Completing a complex turnaround in a congested refinery is always a challenge. But when the operation involves three major lifting projects, a very narrow timeframe and high winds that could blow the schedule and the budget off course, it requires meticulous preparation and inspired engineering. Scaling resources and implementing a night shift enabled all three lifts to be completed simultaneously when the high winds would allow, saving time and ensuring safety. With creative solutions being devised to accomplish each of the heavy lifts, the turnaround was completed without incident and on-schedule.
CREATIVE ENGINEERING AND FAST UPSCALING BEAT HIGH WINDS ON A CONGESTED SITE
The turnaround at Chevron South Africa crude oil refinery in Cape Town involved replacing the fluid catalytic cracking unit (FCCU) reactor, the atmospheric column and the heat exchanger.
The old structures and their replacements had to be transported and lifted in limited space, during a 41-day window that coincided with Cape Town’s windy season. It was Mammoet’s responsibility to complete the operation safely and on-schedule.

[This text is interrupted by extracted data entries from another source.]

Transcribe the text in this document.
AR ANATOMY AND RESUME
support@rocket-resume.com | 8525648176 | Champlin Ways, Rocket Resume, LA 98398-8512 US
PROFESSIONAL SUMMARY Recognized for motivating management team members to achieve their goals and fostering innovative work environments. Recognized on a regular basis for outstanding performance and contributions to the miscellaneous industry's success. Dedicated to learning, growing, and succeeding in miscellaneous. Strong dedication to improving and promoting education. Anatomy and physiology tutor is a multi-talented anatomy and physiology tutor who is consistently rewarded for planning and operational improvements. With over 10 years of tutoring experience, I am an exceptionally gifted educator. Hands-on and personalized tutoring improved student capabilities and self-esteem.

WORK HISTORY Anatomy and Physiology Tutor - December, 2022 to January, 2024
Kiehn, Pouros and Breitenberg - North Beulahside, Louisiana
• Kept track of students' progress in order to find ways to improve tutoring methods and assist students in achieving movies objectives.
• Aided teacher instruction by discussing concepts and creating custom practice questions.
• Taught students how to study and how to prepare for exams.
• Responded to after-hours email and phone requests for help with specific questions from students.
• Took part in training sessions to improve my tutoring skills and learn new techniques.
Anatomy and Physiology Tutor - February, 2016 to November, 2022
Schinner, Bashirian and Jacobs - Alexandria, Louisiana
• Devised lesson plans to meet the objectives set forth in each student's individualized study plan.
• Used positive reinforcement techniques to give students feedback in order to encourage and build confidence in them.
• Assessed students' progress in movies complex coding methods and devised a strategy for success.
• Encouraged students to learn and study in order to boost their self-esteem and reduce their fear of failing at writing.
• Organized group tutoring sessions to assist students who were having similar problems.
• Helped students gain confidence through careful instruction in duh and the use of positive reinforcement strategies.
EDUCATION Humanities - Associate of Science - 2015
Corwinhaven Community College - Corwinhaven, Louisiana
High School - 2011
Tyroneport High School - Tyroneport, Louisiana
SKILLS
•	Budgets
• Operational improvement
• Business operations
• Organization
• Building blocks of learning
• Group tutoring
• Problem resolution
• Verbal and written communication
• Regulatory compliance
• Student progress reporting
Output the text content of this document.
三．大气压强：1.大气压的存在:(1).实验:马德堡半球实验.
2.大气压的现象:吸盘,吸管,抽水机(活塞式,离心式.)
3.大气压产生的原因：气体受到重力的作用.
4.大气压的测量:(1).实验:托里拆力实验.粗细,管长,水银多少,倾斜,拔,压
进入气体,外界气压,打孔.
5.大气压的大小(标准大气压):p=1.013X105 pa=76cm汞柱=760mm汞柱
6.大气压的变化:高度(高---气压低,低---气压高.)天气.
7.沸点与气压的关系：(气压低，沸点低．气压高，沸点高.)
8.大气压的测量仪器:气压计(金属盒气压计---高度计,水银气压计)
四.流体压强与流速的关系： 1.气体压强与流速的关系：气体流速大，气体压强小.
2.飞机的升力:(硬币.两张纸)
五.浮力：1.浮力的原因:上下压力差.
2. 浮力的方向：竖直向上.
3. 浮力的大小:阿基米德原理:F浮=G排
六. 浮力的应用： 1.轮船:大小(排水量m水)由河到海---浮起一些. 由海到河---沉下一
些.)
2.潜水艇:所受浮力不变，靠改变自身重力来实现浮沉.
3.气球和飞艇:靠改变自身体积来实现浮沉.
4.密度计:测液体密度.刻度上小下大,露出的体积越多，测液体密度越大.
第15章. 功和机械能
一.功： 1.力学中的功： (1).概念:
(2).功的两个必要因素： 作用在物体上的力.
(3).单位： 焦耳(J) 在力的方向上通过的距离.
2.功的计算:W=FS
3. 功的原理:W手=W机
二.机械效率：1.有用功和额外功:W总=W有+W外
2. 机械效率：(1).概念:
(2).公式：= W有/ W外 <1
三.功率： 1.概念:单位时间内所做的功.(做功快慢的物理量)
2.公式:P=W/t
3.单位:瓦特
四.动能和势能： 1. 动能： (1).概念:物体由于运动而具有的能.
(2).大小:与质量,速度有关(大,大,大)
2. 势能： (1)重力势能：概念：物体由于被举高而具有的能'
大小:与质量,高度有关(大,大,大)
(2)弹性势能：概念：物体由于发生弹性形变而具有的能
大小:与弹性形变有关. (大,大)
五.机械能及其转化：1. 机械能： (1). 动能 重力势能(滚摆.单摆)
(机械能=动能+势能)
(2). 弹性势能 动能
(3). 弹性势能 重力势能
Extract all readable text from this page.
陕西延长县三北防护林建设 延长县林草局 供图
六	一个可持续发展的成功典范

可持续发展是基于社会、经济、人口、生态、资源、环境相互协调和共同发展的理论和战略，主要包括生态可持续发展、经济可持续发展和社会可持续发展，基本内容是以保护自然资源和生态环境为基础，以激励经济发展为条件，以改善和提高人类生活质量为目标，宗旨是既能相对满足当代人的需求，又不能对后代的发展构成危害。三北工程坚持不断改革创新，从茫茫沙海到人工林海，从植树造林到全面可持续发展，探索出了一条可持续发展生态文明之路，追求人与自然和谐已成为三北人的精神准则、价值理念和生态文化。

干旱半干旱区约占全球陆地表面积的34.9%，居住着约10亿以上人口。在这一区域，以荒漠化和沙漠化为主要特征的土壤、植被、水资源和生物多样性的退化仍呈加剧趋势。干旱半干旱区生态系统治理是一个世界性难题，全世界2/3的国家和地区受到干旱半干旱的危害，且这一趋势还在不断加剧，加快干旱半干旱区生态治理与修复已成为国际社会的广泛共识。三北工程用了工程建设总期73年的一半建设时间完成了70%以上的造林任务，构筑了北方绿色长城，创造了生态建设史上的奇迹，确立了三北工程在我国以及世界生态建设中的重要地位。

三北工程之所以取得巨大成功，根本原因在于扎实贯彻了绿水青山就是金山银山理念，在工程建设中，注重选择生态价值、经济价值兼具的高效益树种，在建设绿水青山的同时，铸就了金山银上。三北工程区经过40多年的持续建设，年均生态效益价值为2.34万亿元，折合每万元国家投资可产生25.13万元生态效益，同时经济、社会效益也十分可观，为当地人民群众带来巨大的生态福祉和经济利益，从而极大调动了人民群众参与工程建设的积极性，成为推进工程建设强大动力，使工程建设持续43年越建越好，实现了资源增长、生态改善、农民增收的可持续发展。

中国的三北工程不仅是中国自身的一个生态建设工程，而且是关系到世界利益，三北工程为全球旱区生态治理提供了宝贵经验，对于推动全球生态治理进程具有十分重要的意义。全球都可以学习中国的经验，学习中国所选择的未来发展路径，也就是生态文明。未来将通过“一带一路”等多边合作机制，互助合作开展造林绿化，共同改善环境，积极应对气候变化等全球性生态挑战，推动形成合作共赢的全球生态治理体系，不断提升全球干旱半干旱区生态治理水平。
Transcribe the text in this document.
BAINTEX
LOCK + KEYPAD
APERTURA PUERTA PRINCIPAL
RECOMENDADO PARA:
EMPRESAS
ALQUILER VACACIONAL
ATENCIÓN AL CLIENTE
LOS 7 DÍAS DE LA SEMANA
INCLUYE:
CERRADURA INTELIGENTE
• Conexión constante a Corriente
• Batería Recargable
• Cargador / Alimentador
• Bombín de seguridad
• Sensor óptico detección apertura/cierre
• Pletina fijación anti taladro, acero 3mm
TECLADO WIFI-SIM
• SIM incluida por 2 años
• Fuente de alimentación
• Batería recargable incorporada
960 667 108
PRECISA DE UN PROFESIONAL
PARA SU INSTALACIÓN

To work as fast as possible and offset potential delays resulting from the high winds, Mammoet had proposed to do the three lifts in parallel rather than one after the other. To make this feasible, Mammoet engineers assembled resources in advance to accomplish as much work as possible before the shutdown period began. To further increase the speed and safety of the operation, additional resources were mobilized and flexible working hours were introduced, including a night shift.
The old FCCU reactor’s riser column needed lifting out through the top of the structure, which would normally require a crane to reach twice the height of the reactor. However, the available space on site could not accommodate the assembly of such a crane. Therefore, Mammoet’s engineers cut the riser in half before lifting, allowing a shorter boom to be used.
The old 80-ton atmospheric column had no trunnions to aid lifting. Using x-rays and computer modelling, Mammoet’s engineers attached two sleeves with trunnions in a way that distributed the load safely when the column was lifted and maneuvered.
A protruding nozzle on the new 136-ton heat exchanger column made lifting impractical. Mammoet engineers devised clamp-on trunnions to fit over the nozzle so that, as the column was lifted, the rigging transferred from the existing trunnion to the new trunnions, avoiding the nozzle and securing the lift.
By scaling up resources to take on three challenging projects simultaneously, and employing innovative engineering methods, Mammoet ensured the work was completed safely within the short timescale, allowing Chevron to continue its refining operations at the shortest notice possible.